The lesson outlasts any one system. If you have an LLM making a judgment at scale and an expensive way to observe ground truth at small scale, do not make the model self-certify and do not try to label everything by hand. Build the cheap predictor and the expensive verifier as separate pipelines that derive truth by different means, then wire the verifier's disagreements back into the predictor. The disagreements are where the model is wrong in ways its own confidence can never reveal, and they are finite - you only need to verify enough to keep the boundary calibrated, not the whole fleet.

The payoff is that accuracy stops being a one-time launch metric and becomes a maintained property. Services change, dependencies are added, fallbacks rot. A classifier graded once and trusted forever silently decays. A classifier with a continuous fault-injection loop behind it gets corrected by reality on a steady cadence, so its labels stay good as the system moves underneath it. That is the difference between a model that looked accurate on launch day and one that stays accurate.

Takeaways

Do not let an LLM self-certify a judgment that has an observable ground truth. Build a cheap predictor and an expensive verifier, and treat their disagreements as the highest-value signal.
Isolation is what makes fault injection a labeling engine: disable exactly one dependency, hold everything else constant, and the measured degradation is causally attributable to that edge - a real label, not an opinion.
An accuracy number is only as good as its eval.
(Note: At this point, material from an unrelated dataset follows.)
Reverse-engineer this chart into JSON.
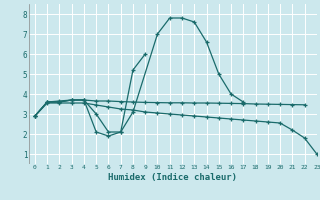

Code-verified ground truth, cross-validation against independently-observed outcomes, and anti-contamination (verified labels kept out of the prompt, tools, and few-shot examples) are what make it defensible instead of self-graded.
Lowering sampling temperature is a reproducibility lever, not a hallucination cure - necessary when you are grading a model against a fixed label set.
Continuous ground truth turns accuracy from a launch-day snapshot into a maintained property: the loop corrects for drift through eval and tuning, with no model weights trained.